Greenland Ruby, which made waves as one of the first new major gemstone sources in years, has filed for an in-court restructuring, citing an inability to meet its debt obligations.
In-court restructuring is a process comparable to Chapter 11 in the United States. The company has filed restructuring positions in both the bankruptcy court in Nuuk, Greenland, and the Maritime and Commercial High Court in Copenhagen.
Greenland Ruby CEO Arnt-Eirik Rørnes tells JCK he’s enlisted restructuring specialists Alvarez & Marsal to find a buyer for the miner, which is majority owned by Norway’s LNS Group. (Nalik Ventures, a local government-related entity, owns 12%.)
“The owners are not willing to take the project any further,” he says. “The funding has been drained out. It’s sad because many of the [people involved] really believed in the project but you need funding.”
He professes confidence that Greenland Ruby will find a buyer.
“We wouldn’t have put money into this if we weren’t convinced we could do a deal,” Rørnes says. “The owners would like to see the project continue. It’s a very small community in Greenland, and this mine is very important to them.”

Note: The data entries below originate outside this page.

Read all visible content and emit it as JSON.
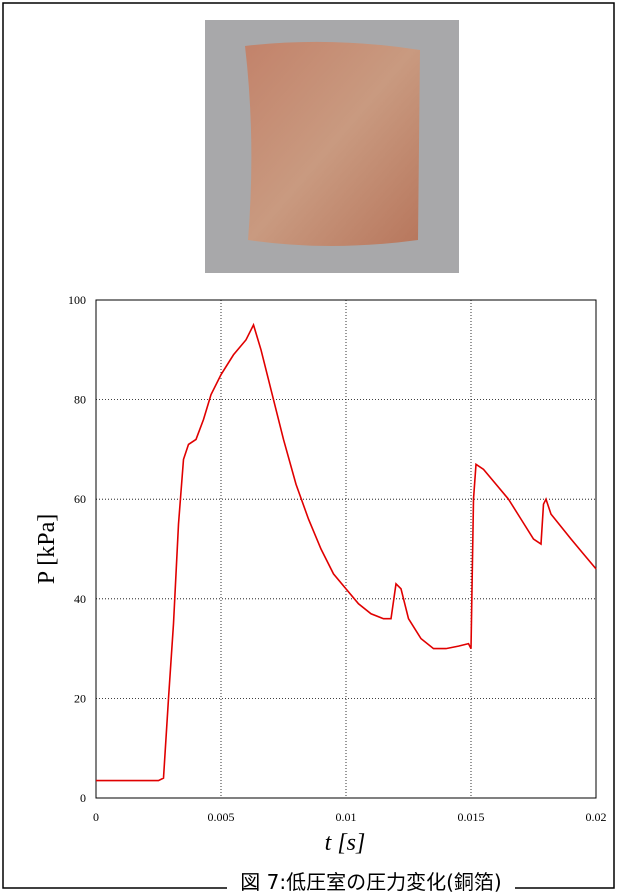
{
  "chart_data": {
    "type": "line",
    "caption": "図 7:低圧室の圧力変化(銅箔)",
    "x_label": "t [s]",
    "y_label": "P [kPa]",
    "xlim": [
      0,
      0.02
    ],
    "xticks": [
      0,
      0.005,
      0.01,
      0.015,
      0.02
    ],
    "ylim": [
      0,
      100
    ],
    "yticks": [
      0,
      20,
      40,
      60,
      80,
      100
    ],
    "grid": true,
    "series": [
      {
        "color": "#e00000",
        "x": [
          0,
          0.0025,
          0.0027,
          0.0029,
          0.0031,
          0.0033,
          0.0035,
          0.0037,
          0.004,
          0.0043,
          0.0046,
          0.005,
          0.0055,
          0.006,
          0.0063,
          0.0066,
          0.007,
          0.0075,
          0.008,
          0.0085,
          0.009,
          0.0095,
          0.01,
          0.0105,
          0.011,
          0.0115,
          0.0118,
          0.012,
          0.0122,
          0.0125,
          0.013,
          0.0135,
          0.014,
          0.0145,
          0.0149,
          0.015,
          0.0151,
          0.0152,
          0.0155,
          0.016,
          0.0165,
          0.017,
          0.0175,
          0.0178,
          0.0179,
          0.018,
          0.0182,
          0.019,
          0.0195,
          0.02
        ],
        "values": [
          3.5,
          3.5,
          4,
          20,
          35,
          55,
          68,
          71,
          72,
          76,
          81,
          85,
          89,
          92,
          95,
          90,
          82,
          72,
          63,
          56,
          50,
          45,
          42,
          39,
          37,
          36,
          36,
          43,
          42,
          36,
          32,
          30,
          30,
          30.5,
          31,
          30,
          60,
          67,
          66,
          63,
          60,
          56,
          52,
          51,
          59,
          60,
          57,
          52,
          49,
          46
        ]
      }
    ]
  }
}
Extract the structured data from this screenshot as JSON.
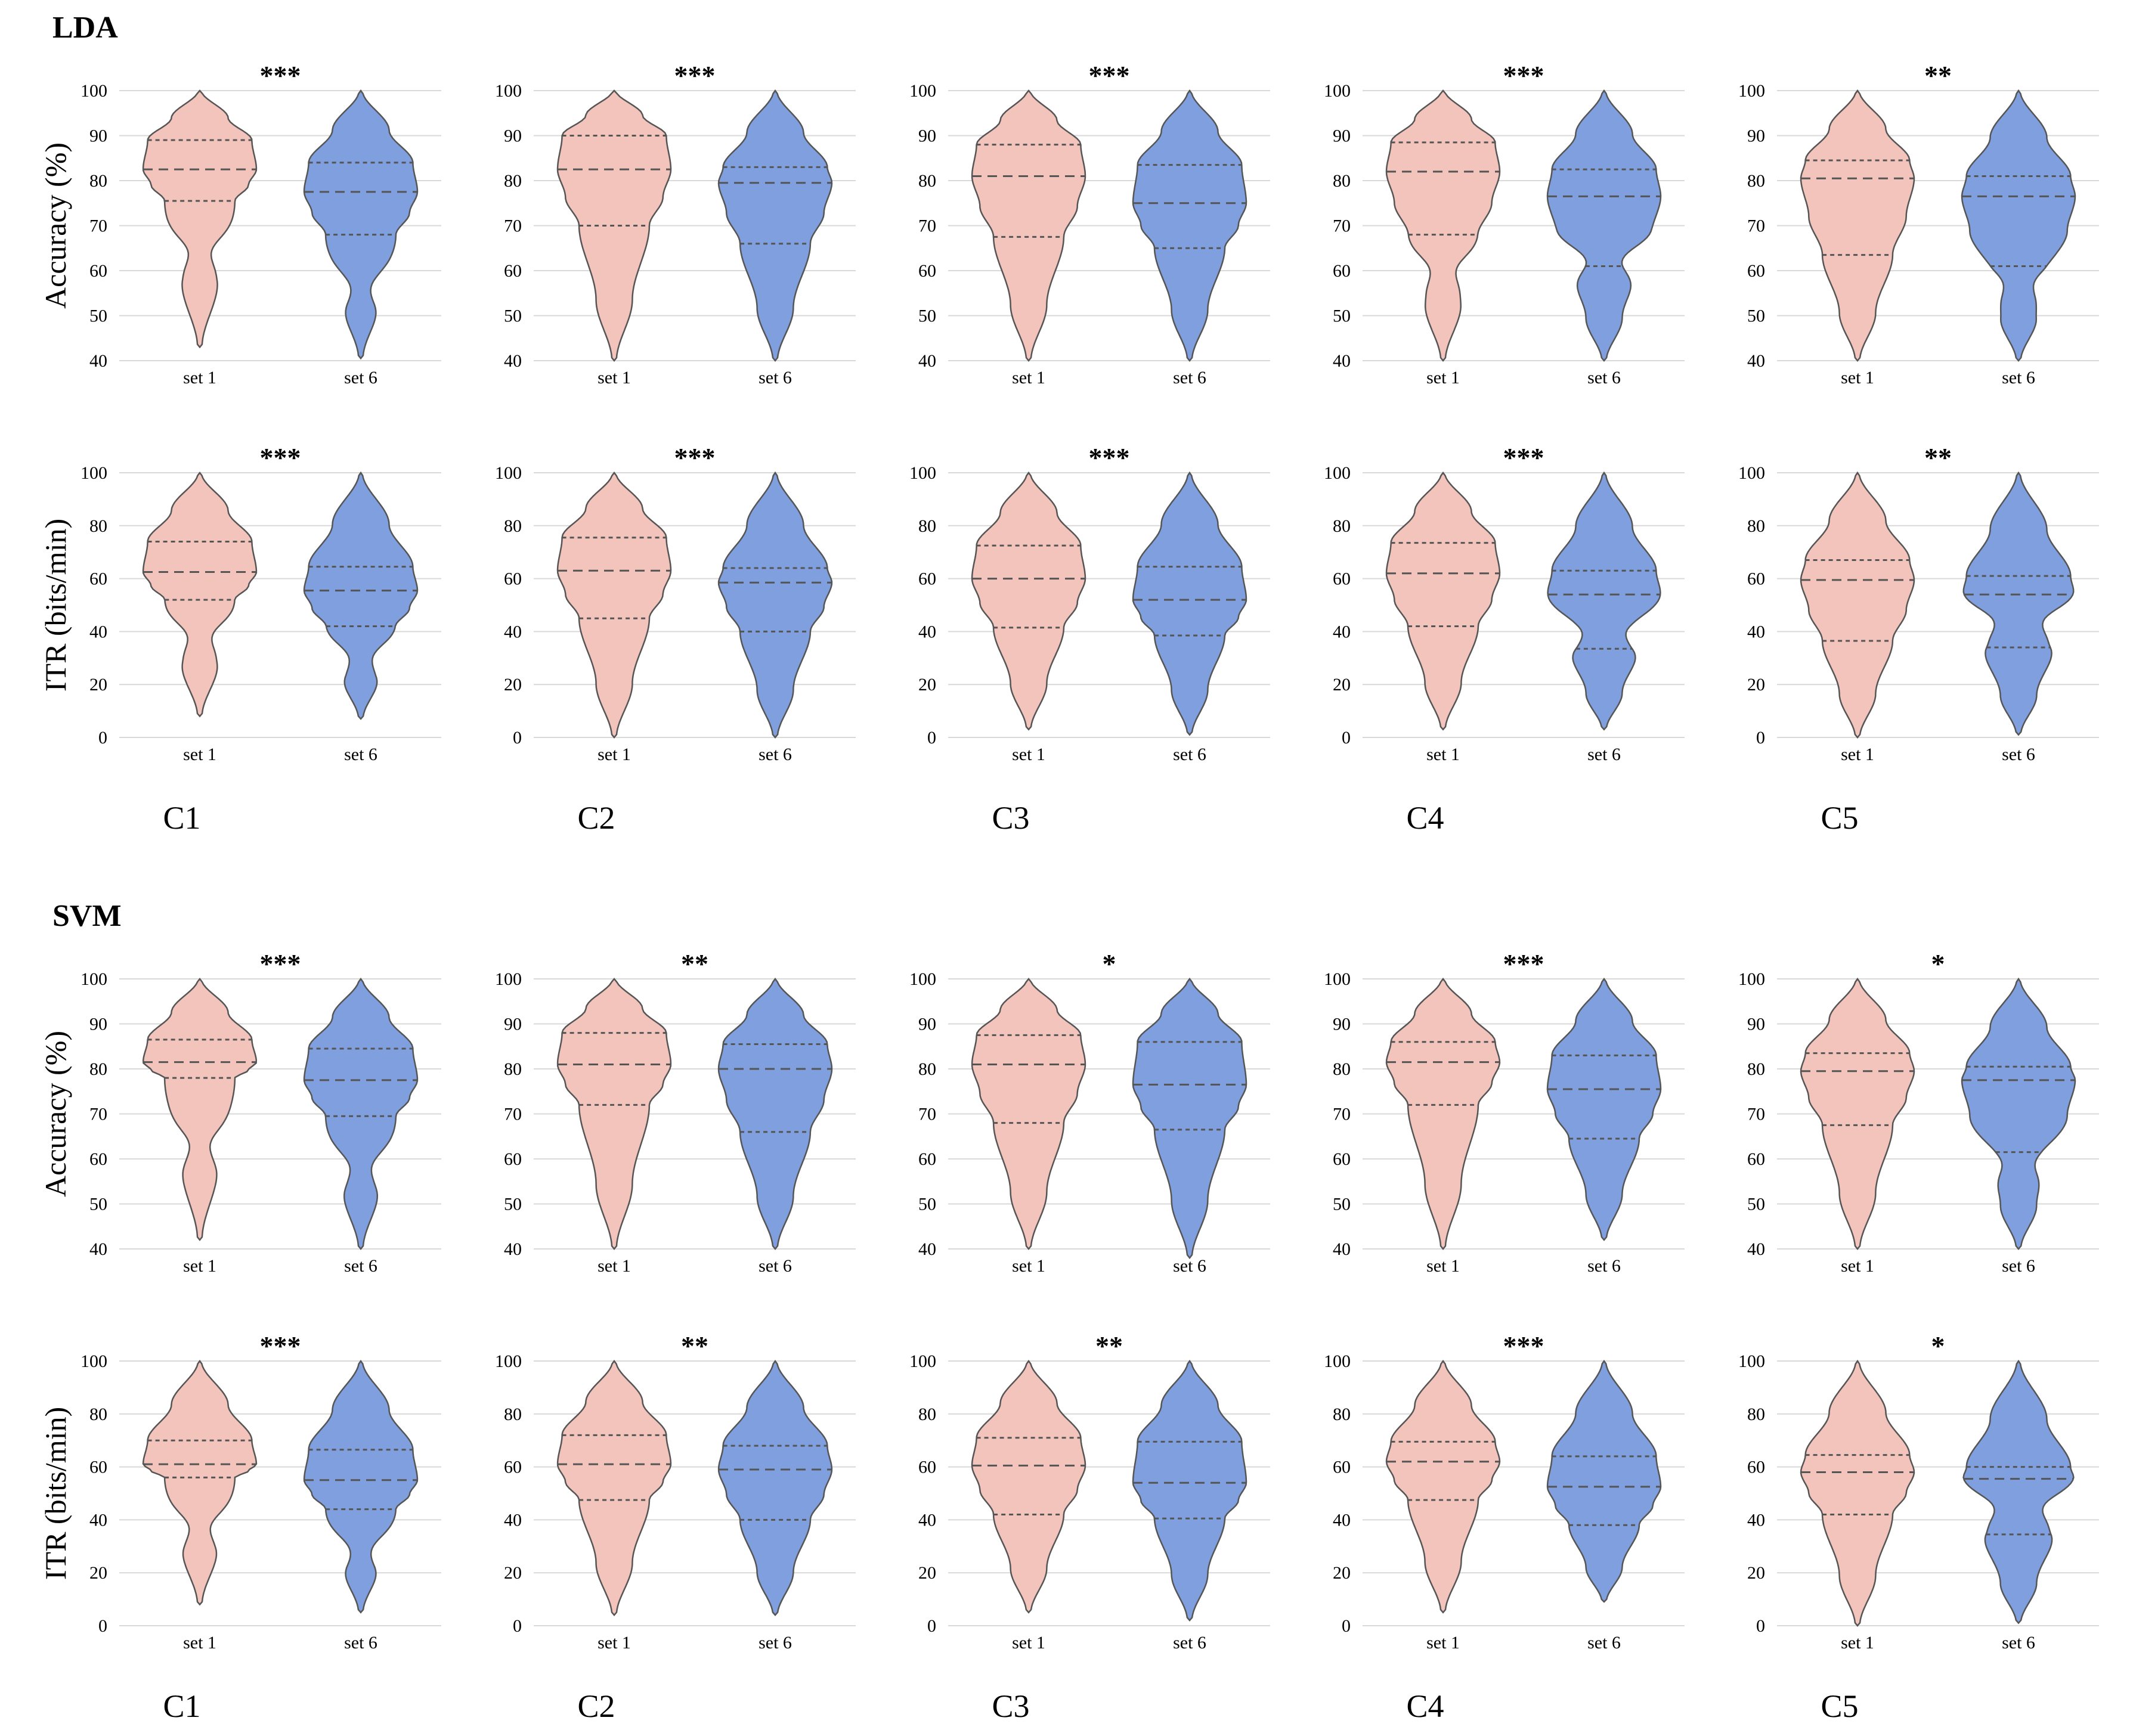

Erik Jens, the former ABN Amro Bank executive who is acting as a company adviser, says that the mine is seeking a “strategic partner” who understands the downstream. It could also have multiple owners with different competencies, Rørnes says.
Greenland Ruby’s Aappaluttoq mine, which also produces pink sapphires, has been on care and maintenance since it stopped production at the end of 2022. It had hoped to restart mining next year, but Rørnes concedes that won’t happen without a new owner.
The company has spent most of this year trying to cut costs and market its gems, and now has only a “handful” of employees, down from over 100 at its height, according to Rørnes.
As for what went wrong, he says that the mine did well from a production standpoint and that the market was open to Greenland gems, but mostly for better-quality goods.
“The higher-quality goods basically sell themselves,” says Rørnes. “But to get the market sustainable, you need to focus on the lesser qualities, which is where a lot of the value in the mine lies. And we haven’t really managed to break the market in those more commercial qualities. We tried to find the right market within those categories, but in the end we ran out of liquidity.”
Adds Jens: “The commercial goods can be [used] for jewelry that is affordable to the next generation. But they were maybe priced a little too high compared to what’s in the market. That’s because the cost of mining and the cost of the operations was too high. That’s where the bottleneck was. The idea is to reduce the mining costs and price it to the market.”
Rørnes couldn’t provide an estimate how long the sales process might take. The company said its Bangkok sales office will continue to sell gemstones during the restructuring.